University of Texas at Austin ranked as Texas’s best college for veterans

Education

The University of Texas at Austin is Texas’s best higher education institution for veterans, according to a ranking released by the U.S. & World News Report. Pictured above from left to right: Jen Lee (2 time gold medalist goalie for the US Paralympic Hockey team, US Army, UT Class of 2018), Sabin Jacob (UT Student Veteran Association President 2018-19), Meghan Bennet (lead for our women veteran program), Sam (A serviced member daughter), Taylor Lujan (UT Student Veteran Association President 2017-18), Rebecca Larson (UT Student Veteran Association President 2019-20). (Courtesy University of Texas at Austin)

AUSTIN (KXAN) —The University of Texas at Austin is Texas’s best higher education institution for veterans, according to a ranking released by the U.S. & World News Report Monday. The ranking follows a Sept. 23 recognition of the university by the Texas Veterans Commission, commending UT Austin on its educational services to veterans.

On a national level, UT Austin came in at No. 10 among all public universities for its veteran resources, and No. 16 among all private and public universities. Currently, more than 475 veterans are enrolled in UT programs, per a university news release.

Approximately 1.4 million Texans classify as veterans, according to estimates from the 2019 American Community Survey.

Approximately 1,300 students are either spouses or children of current or former military members, per the release.

“Providing world-class teaching and mentoring resources to veterans is a top priority and point of pride at The University of Texas,” UT Austin President Jay Hartzell said in the release. “Both of these recognitions underscore our continued commitment to supporting our student veterans and their families.”

UT Austin’s Institute for Military and Veteran Family Wellness specializes in care access and services for veterans transitioning back to civilian life and beginning a post-military career education path. The institute’s programming includes spousal support networks, peer support groups and transition resources for veteran families.

As veterans begin this next chapter of their life, they can encounter unforeseen challenges while adjusting, said Elisa Borah, research associate professor and director for the Institute for Military and Veteran Family Wellness. She said the most successful transitions take on a multifaceted approach, from adjusting to higher learning environments to connecting with Veterans Affairs resources.

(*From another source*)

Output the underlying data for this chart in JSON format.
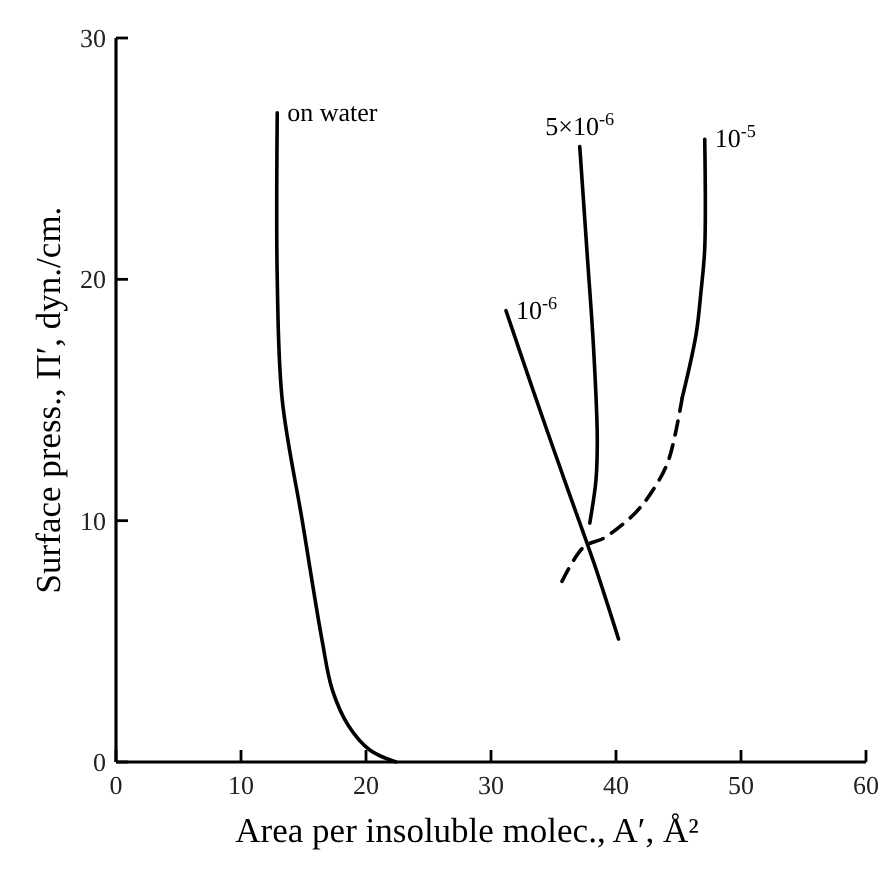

“They’re leaving a culture and a type of career that they’ve been in for sometimes a long period of time, that is very different than civilian culture and civilian life,” she said. “The jobs don’t always translate to civilian sector jobs, and the lifestyle as well, it’s very different.”

While UT’s veteran student population has evolved over the years, Borah said the university’s veteran enrollments are increasing. As more veterans call UT Austin home, she said the university is working on expanding its veteran family transition program to better accommodate their needs.

UT is also working toward a pilot peer support program for active duty spouses at Fort Hood, to better help them prepare for eventual pivots back into civilian life with their partners.

Matt Newland, a senior at UT Austin and a five-year veteran of the Marine Corps., said he’s noticed parallels between his former career and current academic path. Studying government while minoring in Russian, he said he’s gotten a behind-the-scenes look at some of the nuances and thought processes behind intelligence strategies he previously used to work under.

“I was an intelligence specialist, so I got to be around that type of community and that type of thinking. And it is very interesting, and I think that’s what led me to study government is there are so many parallels and it is fun,” he said. “To have gone from being, what I would say is like ‘the the pointy end of foreign policy’ to now backtracking and learning ‘okay, what exactly what we’re trying to accomplish in that scenario?’ And so that’s just been fascinating.”

With around 500 veteran students on a campus with an undergraduate population of more than 40,000, Newland said he is often the only veteran in his classes. That has provided an opportunity to dispel any misnomers surrounding veterans, as well as highlighting what they bring to the table.

For some, there’s an assumption that veterans always think inside the box and are strictly procedural, he said. From his experience, Newland said a lot of creativity and free thinking was incorporated into his experience in the Marine Corps., similar skillsets he now looks to translate into his degree.

When veterans are supported with the necessary resources, they can thrive in their new environments as they transition back to civilian life, he said.

“If we do transition our veterans properly, they can really become very productive members of their community, and they have so so many good things to bring to their communities,” he said. “Valuable experiences and skill sets that that really need to be brought forth.”